If $w$ follows a Polya-Gamma Distribution, denoted as $w\sim PG(b,0)$ with $b>0$ then
$$w\overset{D}{=}\frac{1}{2\pi^{2}}\sum_{k=1}^{\infty}\frac{g_{k}}{(k-1/2)^{2}},$$
where $g_{k}\sim\Gamma(b,1)$ mutually independent.
In the following paper, https://arxiv.org/abs/1205.0310, at page 4, equation (3) they derive that the Laplace Transformation of $w$ is the following
$$\mathbb{E}[e^{-wt}]=\prod_{i=1}^{t}(1+\frac{t}{2\pi^{2}(k-1/2)^{2}})^{-b}=\frac{1}{\cosh^{b}(\sqrt{t/2})},$$
where in the last equality they used the Weierstrass Factorization Theorem.

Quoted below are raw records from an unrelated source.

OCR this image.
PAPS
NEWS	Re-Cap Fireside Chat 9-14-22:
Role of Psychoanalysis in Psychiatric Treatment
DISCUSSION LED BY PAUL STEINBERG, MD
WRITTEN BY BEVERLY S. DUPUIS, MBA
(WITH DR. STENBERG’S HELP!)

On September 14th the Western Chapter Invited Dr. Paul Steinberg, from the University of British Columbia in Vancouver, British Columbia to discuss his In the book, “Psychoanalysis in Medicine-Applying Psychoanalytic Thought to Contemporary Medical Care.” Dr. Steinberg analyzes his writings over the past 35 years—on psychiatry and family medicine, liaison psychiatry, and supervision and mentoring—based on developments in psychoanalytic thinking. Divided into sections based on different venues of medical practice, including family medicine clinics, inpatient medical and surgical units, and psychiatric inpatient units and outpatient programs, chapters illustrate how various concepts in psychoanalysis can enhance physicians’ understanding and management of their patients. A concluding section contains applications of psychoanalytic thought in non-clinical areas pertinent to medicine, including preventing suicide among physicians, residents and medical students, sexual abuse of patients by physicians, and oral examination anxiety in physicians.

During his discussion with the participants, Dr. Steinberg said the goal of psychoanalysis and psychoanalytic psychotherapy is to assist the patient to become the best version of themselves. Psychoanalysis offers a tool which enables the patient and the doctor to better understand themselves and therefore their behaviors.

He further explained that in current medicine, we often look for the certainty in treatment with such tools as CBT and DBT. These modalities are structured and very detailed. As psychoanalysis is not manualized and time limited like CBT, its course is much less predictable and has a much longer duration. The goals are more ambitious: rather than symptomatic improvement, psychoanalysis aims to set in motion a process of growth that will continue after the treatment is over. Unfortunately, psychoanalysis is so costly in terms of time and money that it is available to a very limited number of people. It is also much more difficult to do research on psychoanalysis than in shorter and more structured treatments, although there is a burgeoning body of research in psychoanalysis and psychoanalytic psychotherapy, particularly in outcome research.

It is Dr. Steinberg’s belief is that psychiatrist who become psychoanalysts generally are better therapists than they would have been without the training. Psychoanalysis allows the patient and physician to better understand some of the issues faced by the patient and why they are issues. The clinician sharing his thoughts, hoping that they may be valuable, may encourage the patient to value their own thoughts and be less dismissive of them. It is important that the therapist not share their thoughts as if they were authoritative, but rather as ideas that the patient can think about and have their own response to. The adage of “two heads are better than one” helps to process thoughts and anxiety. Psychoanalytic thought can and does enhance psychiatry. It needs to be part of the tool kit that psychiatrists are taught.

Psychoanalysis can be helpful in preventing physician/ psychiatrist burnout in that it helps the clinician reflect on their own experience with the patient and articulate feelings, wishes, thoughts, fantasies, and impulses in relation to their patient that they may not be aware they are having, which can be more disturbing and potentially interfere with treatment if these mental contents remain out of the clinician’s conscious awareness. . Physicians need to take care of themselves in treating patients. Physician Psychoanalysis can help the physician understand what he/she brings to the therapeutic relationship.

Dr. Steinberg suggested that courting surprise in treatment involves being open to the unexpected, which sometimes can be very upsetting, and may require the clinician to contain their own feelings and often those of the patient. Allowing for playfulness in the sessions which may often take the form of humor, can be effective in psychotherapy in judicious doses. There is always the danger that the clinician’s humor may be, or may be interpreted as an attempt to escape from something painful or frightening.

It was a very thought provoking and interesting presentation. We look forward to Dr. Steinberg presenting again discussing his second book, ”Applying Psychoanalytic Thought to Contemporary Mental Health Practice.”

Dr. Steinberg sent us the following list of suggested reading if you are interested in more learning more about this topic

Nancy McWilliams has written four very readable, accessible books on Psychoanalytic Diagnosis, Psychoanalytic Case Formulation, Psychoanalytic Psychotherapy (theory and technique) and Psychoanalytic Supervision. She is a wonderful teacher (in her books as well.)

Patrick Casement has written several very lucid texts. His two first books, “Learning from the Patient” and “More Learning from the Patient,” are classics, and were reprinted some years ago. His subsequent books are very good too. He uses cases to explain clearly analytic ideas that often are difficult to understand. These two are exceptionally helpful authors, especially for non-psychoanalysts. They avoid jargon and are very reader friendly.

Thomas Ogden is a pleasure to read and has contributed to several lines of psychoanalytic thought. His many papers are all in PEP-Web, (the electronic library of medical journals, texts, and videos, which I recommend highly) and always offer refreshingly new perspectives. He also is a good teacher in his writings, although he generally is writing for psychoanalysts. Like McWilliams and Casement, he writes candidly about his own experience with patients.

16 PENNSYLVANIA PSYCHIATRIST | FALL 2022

Does anyone know why the product appears in the Laplace Transformation, and overall how they derived the Laplace form??
I made an attempt which seems to be close to what they derived.
First, I define as $c_{k}=\frac{1}{2\pi^{2}(k-1/2)^{2}}$. Hence, the Laplace Transformation can be expressed as
$$\mathbb{E}[e^{-wt}]=\mathbb{E}[e^{-\sum_{k=1}^{\infty}c_{k}g_{k}}]$$ because $g_{k}$ are mutually independet I can write
$$=\mathbb{E}[e^{-c_{1}g_{1}}]\mathbb{E}[e^{-c_{2}g_{2}}]...\mathbb{E}[e^{-c_{k}g_{k}}]...=(1+c_{1}t)^{-b}(1+c_{2}t)^{-b}...(1+c_{k}t)^{-b}...=\prod_{i=1}^{\infty}(1+c_{i}t)^{-b}$$
So, should I assume that they just truncate the infinite product to only $t$ products, and if that's the case what's the reason behind that?